Georges P. Vanier was enlisted in the 22nd French-Canadian Battalion in 1915 as a lieutenant and served as an officer during the First World War. Promoted captain, then Major, he participated in October 1918 in the Battle of Chérisy where all the officers of the 22nd battalion were killed or wounded. George P. Vanier was injured twice and his injuries were so serious that the chaplain of the battalion gave him absolution before he left. He went to the Ligny St-Flochel Hospital where he had his right leg amputated. This injury forced him to walk with a cane all his life, but will not prevent him from continuing his career. Thus, in September 1924, Lieutenant-Colonel George P. Vanier, who, despite his disability, managed to remain in the military service, and was appointed the Commander of the 22nd Regiment garrisoned at the Citadelle of Quebec. February 25, 1928, George P. Vanier Appointed Geneva Representative of Canada to the Commission preparatory to disarmament at the League of Nations. Subsequently, he is appointed Minister plenipotentiary in France in 1939. After returning from France in 1941, he served as Commander of the Quebec Military District and was later appointed Divisional General in 1942. In the same year, he was sent to England as Minister Plenipotentiary with governments in exile, particularly with Free France. In 1945 he is appointed Ambassador of Canada to France until his retirement in 1953. George P. Vanier appointed Governor General of Canada on August 1, 1959, becoming the first francophone and the first Québécois to hold this position.

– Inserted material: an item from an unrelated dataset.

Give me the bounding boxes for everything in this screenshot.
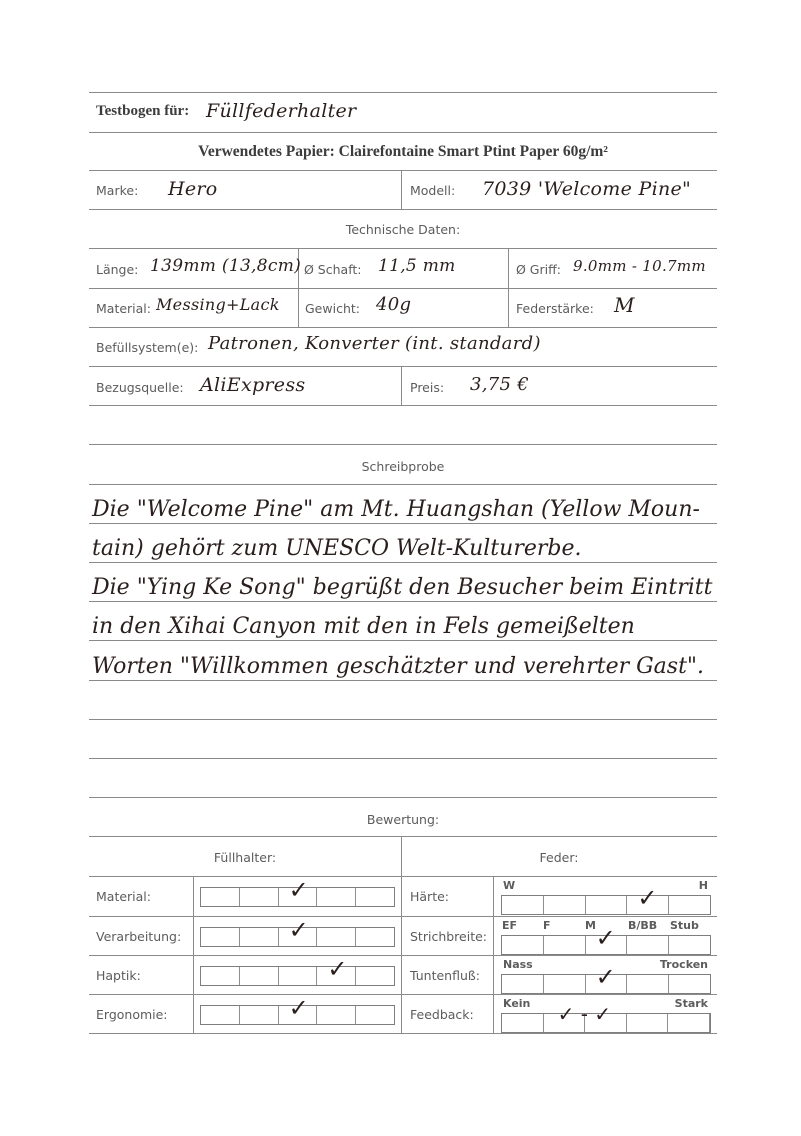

At an investiture held at Rideau Hall on December 21, 1960, Georges P. Vanier and Pauline Archer were both admitted to the Canadian Association of the Order of Malta. Georges was received as Knight Grand Cross of Magisterial grace with cord and Pauline as Lady of Magisterial Grace.
George P. Vanier died in office at Rideau Hall (Ottawa) on March 5, 1967. His Funeral took place on the following March 8 in Notre-Dame Basilica in Montreal. He was buried at the Royal 22 e Régiment Memorial at the Citadelle of Quebec. His wife, Pauline Archer, who died on March 23, 1991, is at his side.
The deep spirituality of the viceregal couple led the Catholic archdiocese Ottawa to begin a process that could eventually lead to their beatification.